In no foreclosure case ever reviewed (2004-present era) by my office has anyone ever claimed that they were a holder in due course — thus corroborating the suspicion that they neither paid for the loan origination nor did they pay for the purchase of the loan.

If they had paid for it they would have asserted they were either the “lender” (i.e., the party who loaned money to the party from whom they are seeking collection) or the holder in due course i.e., a  third party who purchased the original note and mortgage for good value, in good faith and without any knowledge of the maker’s defenses). Notice I didn’t use the word “borrower” for that. The maker is liable to a party with HDC status regardless fo whether or not the maker was or was not a borrower.

“Banks” don’t claim to be the lender because that would entitle the “borrower” to raise defenses. They don’t claim HDC status because they would need to prove payment for the purchase of the paper instrument (i.e., the note). But the banks have succeeded in getting most courts to ERRONEOUSLY treat the “banks” as having HDC status, thus blocking the borrower’s defenses entirely. Thus the maker is left liable to non-creditors even if the same person as borrower also remains liable to whoever actually gave him/her the loan of money. And in the course of those actions most homeowners lose their home to imposters.

All of this is true, as I said, in every state including Florida.
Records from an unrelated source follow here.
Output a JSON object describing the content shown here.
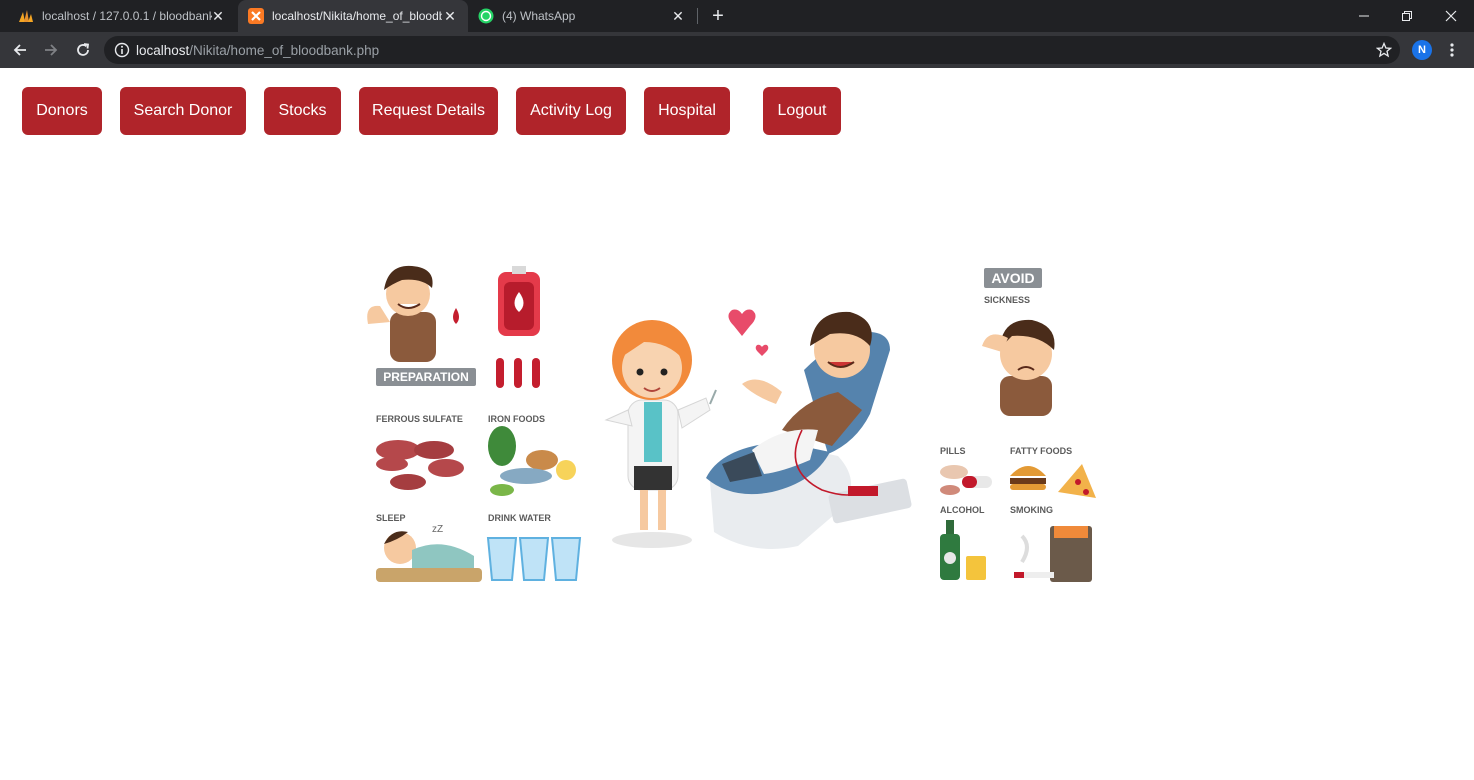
{
  "browser": {
    "tabs": [
      {
        "title": "localhost / 127.0.0.1 / bloodbank",
        "icon": "phpmyadmin-icon"
      },
      {
        "title": "localhost/Nikita/home_of_bloodbank.php",
        "icon": "xampp-icon"
      },
      {
        "title": "(4) WhatsApp",
        "icon": "whatsapp-icon"
      }
    ],
    "url_host": "localhost",
    "url_path": "/Nikita/home_of_bloodbank.php",
    "profile_initial": "N"
  },
  "nav": {
    "donors": "Donors",
    "search_donor": "Search Donor",
    "stocks": "Stocks",
    "request_details": "Request Details",
    "activity_log": "Activity Log",
    "hospital": "Hospital",
    "logout": "Logout"
  },
  "illustration": {
    "preparation": "PREPARATION",
    "ferrous_sulfate": "FERROUS SULFATE",
    "iron_foods": "IRON FOODS",
    "sleep": "SLEEP",
    "drink_water": "DRINK WATER",
    "avoid": "AVOID",
    "sickness": "SICKNESS",
    "pills": "PILLS",
    "fatty_foods": "FATTY FOODS",
    "alcohol": "ALCOHOL",
    "smoking": "SMOKING"
  },
  "colors": {
    "button": "#b0242a",
    "chrome_dark": "#202124",
    "chrome_toolbar": "#35363a"
  }
}
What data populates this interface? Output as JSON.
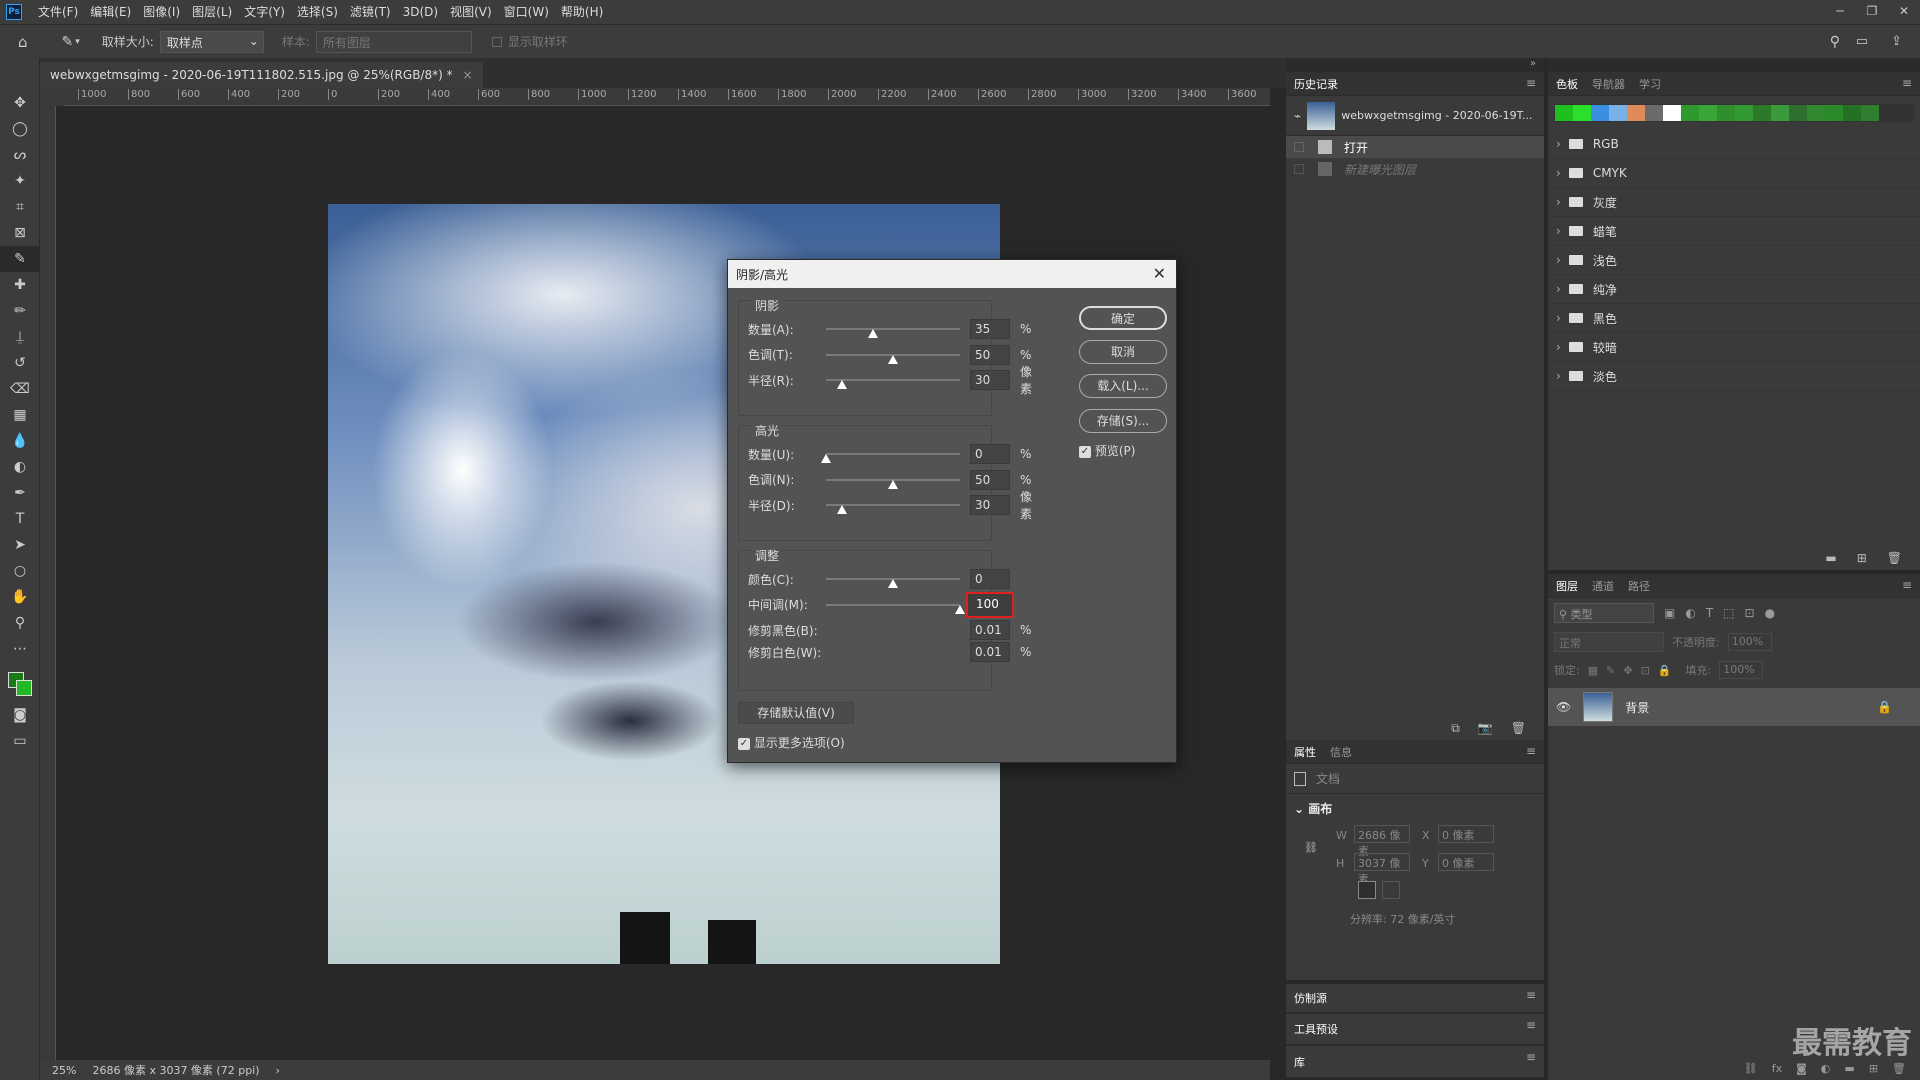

It is true not because I say it is true or even that it is entirely logical. It is true because of current state statutes in which the UCC was used as a template. And it is true because of centuries of common law in which the current law was refined and molded for an efficient marketplace. But what is also true is that law judges are the product of law school, in which they either skipped or slept through the class on Bills and Notes.

FAMILIARITY IS BREEDING CONTEMPT IN THE COURTS

Business Records Exception On Shaky Ground: The main point is foundation: the affidavit or testimony by the robo-witness must show that the company he works for is in fact the servicer of the loan, as authorized by the owner of the debt, and that he/she has actual knowledge of the procedures and posting policies of the servicer and the owner of the debt. I would add that this “corporate representative” must show that he/she and the “servicer” is authorized to speak for, and thus appear for the foreclosing party.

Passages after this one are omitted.